Folha de S; Paulo
Eventual ataque especulativo pode destruir
moeda única; risco é remoto, mas existe
O título desta coluna é inspirado no livro de
Alberto Bagnai, polímata, professor (e atualmente deputado) italiano que
escreveu "Il Tramonto Dell'Euro", em 2012. Ele defendia a saída do
país da zona do euro, embora hoje se concentre em combater a multiplicação de
regulações ineficientes da União
Europeia.
Somos amigos e discordava da sua posição, mas devo admitir que os custos sociais da moeda única estão aumentando. Parte é azar, mas o principal motivo é o abandono informal do Tratado de Maastricht.

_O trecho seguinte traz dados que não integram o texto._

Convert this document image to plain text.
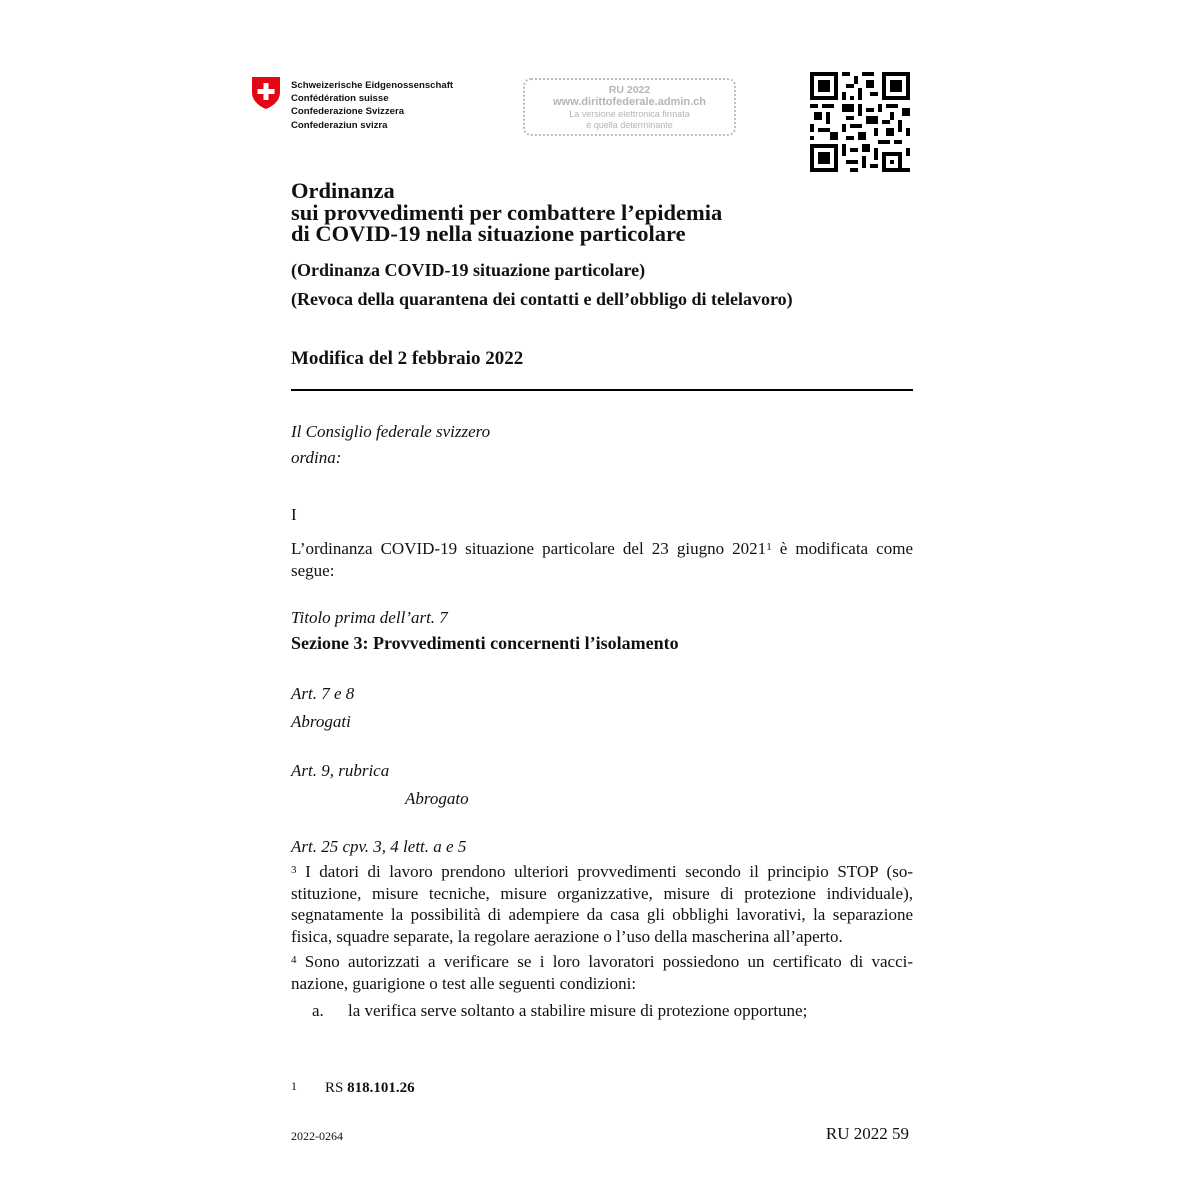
Schweizerische Eidgenossenschaft
Confédération suisse
Confederazione Svizzera
Confederaziun svizra
RU 2022
www.dirittofederale.admin.ch
La versione elettronica firmata
è quella determinante
Ordinanza
sui provvedimenti per combattere l’epidemia
di COVID-19 nella situazione particolare
(Ordinanza COVID-19 situazione particolare)
(Revoca della quarantena dei contatti e dell’obbligo di telelavoro)
Modifica del 2 febbraio 2022
Il Consiglio federale svizzero
ordina:
I
L’ordinanza COVID-19 situazione particolare del 23 giugno 2021$^1$ è modificata come
segue:
Titolo prima dell’art. 7
Sezione 3: Provvedimenti concernenti l’isolamento
Art. 7 e 8
Abrogati
Art. 9, rubrica
Abrogato
Art. 25 cpv. 3, 4 lett. a e 5
$^3$ I datori di lavoro prendono ulteriori provvedimenti secondo il principio STOP (so-
stituzione, misure tecniche, misure organizzative, misure di protezione individuale),
segnatamente la possibilità di adempiere da casa gli obblighi lavorativi, la separazione
fisica, squadre separate, la regolare aerazione o l’uso della mascherina all’aperto.
$^4$ Sono autorizzati a verificare se i loro lavoratori possiedono un certificato di vacci-
nazione, guarigione o test alle seguenti condizioni:
a. la verifica serve soltanto a stabilire misure di protezione opportune;
1 RS 818.101.26
2022-0264	RU 2022 59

A era de ouro da moeda europeia durou de 1999
a 2008, quando a zona do euro crescia mais de 3% ao ano, com os países menos
ricos crescendo mais de 5%. O euro era uma força centrípeta, contribuindo para
a convergência econômica europeia. O bolo crescia e se dividia melhor. Como os
países do "norte" cresciam relativamente menos, isso limitava a
valorização da moeda, ajudando a competitividade regional.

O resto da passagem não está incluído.